I'm using Core Data to store a lot (1000s) of items. A pair of properties on each item are used to determine uniqueness, so when a new item comes in, I compare it against the existing items before inserting it. Since the incoming data is in the form of an RSS feed, there are often many duplicates, and the cost of the uniquing step is O(N^2), which has become significant.

Right now, I create a set of existing items before iterating over the list of (possible) new items. My theory is that on the first iteration, all the items will be faulted in, and assuming we aren't pressed for memory, most of those items will remain resident over the course of the iteration.

I see my options thusly:

  1. Use string comparison for uniquing, iterating over all "new" items and comparing to all existing items (Current approach)
  2. Use a predicate to filter the set of existing items against the properties of the "new" items.
  3. Use a predicate with Core Data to determine uniqueness of each "new" item (without retrieving the set of existing items).

Is option 3 likely to be faster than my current approach? Do you know of a better way?

+2  A: 

A comparison of integer hash values — generate the hash of the components of an incoming RSS news item, use a predicate to filter all items with the same hash attribute value, and see if any object is fetched — may yield better performance than string comparisons of all the attributes within every entity.

Alex Reynolds
I wound up going this route and it seems pretty performant so far. Thanks for the help.
warrenm
A: 

As per Alex's answer, a predicate on an integer property should be quicker, but the strategy should be adjusted to better suit the task:

  1. collect a list of all incoming item hashes

  2. fetch all objects matching that hash list (only fetch the hash property)

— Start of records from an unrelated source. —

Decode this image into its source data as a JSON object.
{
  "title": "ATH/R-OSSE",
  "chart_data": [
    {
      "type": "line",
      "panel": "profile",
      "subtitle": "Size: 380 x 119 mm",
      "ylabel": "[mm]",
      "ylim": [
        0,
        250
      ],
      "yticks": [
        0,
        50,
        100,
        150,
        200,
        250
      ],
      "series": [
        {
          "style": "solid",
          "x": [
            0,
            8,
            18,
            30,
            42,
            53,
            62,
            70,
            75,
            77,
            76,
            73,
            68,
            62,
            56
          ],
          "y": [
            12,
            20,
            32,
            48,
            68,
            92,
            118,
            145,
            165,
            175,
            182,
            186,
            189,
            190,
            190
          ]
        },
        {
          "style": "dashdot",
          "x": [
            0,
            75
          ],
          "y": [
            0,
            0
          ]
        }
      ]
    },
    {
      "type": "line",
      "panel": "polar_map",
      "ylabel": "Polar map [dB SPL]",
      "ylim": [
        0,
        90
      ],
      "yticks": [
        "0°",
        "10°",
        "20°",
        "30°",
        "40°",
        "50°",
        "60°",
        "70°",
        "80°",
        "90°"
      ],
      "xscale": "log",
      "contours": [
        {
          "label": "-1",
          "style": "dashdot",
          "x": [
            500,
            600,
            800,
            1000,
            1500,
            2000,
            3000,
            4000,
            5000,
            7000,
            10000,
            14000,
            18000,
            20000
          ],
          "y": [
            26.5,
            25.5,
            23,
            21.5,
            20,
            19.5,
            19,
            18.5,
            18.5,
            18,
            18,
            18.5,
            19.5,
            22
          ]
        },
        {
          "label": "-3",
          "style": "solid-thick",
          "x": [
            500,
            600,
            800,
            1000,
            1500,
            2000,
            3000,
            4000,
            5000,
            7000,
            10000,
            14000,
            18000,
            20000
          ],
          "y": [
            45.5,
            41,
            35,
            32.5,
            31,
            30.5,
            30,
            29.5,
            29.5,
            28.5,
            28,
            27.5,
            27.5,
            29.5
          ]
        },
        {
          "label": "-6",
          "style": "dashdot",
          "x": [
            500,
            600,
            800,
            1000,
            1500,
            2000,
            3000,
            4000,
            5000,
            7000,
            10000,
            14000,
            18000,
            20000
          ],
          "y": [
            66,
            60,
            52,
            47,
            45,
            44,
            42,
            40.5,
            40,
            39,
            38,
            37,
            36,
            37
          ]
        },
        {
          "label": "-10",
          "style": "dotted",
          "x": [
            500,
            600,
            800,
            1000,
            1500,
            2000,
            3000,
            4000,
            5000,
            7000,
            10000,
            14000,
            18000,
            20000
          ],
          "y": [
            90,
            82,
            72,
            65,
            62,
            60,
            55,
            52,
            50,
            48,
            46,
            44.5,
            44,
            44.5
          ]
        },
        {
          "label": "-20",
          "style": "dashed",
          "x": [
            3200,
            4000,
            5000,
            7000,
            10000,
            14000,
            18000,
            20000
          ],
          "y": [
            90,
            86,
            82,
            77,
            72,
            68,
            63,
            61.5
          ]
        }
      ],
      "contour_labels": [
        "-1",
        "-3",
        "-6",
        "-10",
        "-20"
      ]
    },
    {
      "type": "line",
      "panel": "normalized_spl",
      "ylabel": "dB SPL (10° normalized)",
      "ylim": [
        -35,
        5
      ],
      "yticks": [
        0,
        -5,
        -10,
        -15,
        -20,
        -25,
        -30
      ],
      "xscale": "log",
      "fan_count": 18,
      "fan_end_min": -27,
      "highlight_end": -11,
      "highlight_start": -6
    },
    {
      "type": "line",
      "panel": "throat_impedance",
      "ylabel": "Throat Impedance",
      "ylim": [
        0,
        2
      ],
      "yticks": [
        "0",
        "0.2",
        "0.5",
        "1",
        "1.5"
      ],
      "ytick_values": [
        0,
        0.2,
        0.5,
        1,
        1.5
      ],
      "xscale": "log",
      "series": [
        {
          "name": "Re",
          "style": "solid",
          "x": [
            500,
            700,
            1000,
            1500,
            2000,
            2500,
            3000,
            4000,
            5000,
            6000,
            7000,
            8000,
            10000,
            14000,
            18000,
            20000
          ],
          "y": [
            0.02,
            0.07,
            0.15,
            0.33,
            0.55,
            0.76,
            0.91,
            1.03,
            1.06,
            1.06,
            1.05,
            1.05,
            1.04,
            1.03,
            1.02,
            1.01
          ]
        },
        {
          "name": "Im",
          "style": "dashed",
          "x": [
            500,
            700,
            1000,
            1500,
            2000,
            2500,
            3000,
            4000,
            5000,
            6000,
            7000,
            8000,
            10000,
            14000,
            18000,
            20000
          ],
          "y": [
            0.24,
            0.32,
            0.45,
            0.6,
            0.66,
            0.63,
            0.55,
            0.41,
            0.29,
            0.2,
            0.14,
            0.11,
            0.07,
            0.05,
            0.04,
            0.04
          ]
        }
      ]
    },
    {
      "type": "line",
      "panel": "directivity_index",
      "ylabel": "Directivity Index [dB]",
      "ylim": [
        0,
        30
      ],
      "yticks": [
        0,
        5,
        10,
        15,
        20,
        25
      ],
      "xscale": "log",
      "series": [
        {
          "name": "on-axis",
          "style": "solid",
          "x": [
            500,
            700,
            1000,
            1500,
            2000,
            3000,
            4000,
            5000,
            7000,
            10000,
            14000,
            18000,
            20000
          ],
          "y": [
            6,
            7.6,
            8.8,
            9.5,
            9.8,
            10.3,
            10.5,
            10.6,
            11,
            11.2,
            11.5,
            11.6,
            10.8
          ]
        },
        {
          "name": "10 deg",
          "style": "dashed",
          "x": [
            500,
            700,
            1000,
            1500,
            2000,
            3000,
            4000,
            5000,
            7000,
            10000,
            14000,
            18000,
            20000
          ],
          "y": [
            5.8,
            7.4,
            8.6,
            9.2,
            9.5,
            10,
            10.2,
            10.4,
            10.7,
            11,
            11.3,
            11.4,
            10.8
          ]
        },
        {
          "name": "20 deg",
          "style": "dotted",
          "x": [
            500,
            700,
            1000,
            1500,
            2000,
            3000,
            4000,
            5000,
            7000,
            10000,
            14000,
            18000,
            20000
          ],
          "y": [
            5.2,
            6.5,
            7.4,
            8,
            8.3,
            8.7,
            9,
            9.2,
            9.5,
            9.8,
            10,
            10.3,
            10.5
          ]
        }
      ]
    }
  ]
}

  3. iterate over the incoming items, skipping those that have their hash in the fetched matches

Additionally you can fetch a dictionary result to avoid having the managed objects set up that you will not use (unless you intend on updating the existing objects instead of just skipping the identical incoming items)

ohhorob
+1  A: 

The third step of ohhorob's proposed solution is probably most efficently implemented as described in the Core Data docs in the section 'Implementing Find-or-Create Efficiently'. That is, sorting both the incoming items and their correspondant existing items after the hash property, then looping over the two collections in parallell.

niblha
That's an outstanding document. I don't know how I haven't seen it before.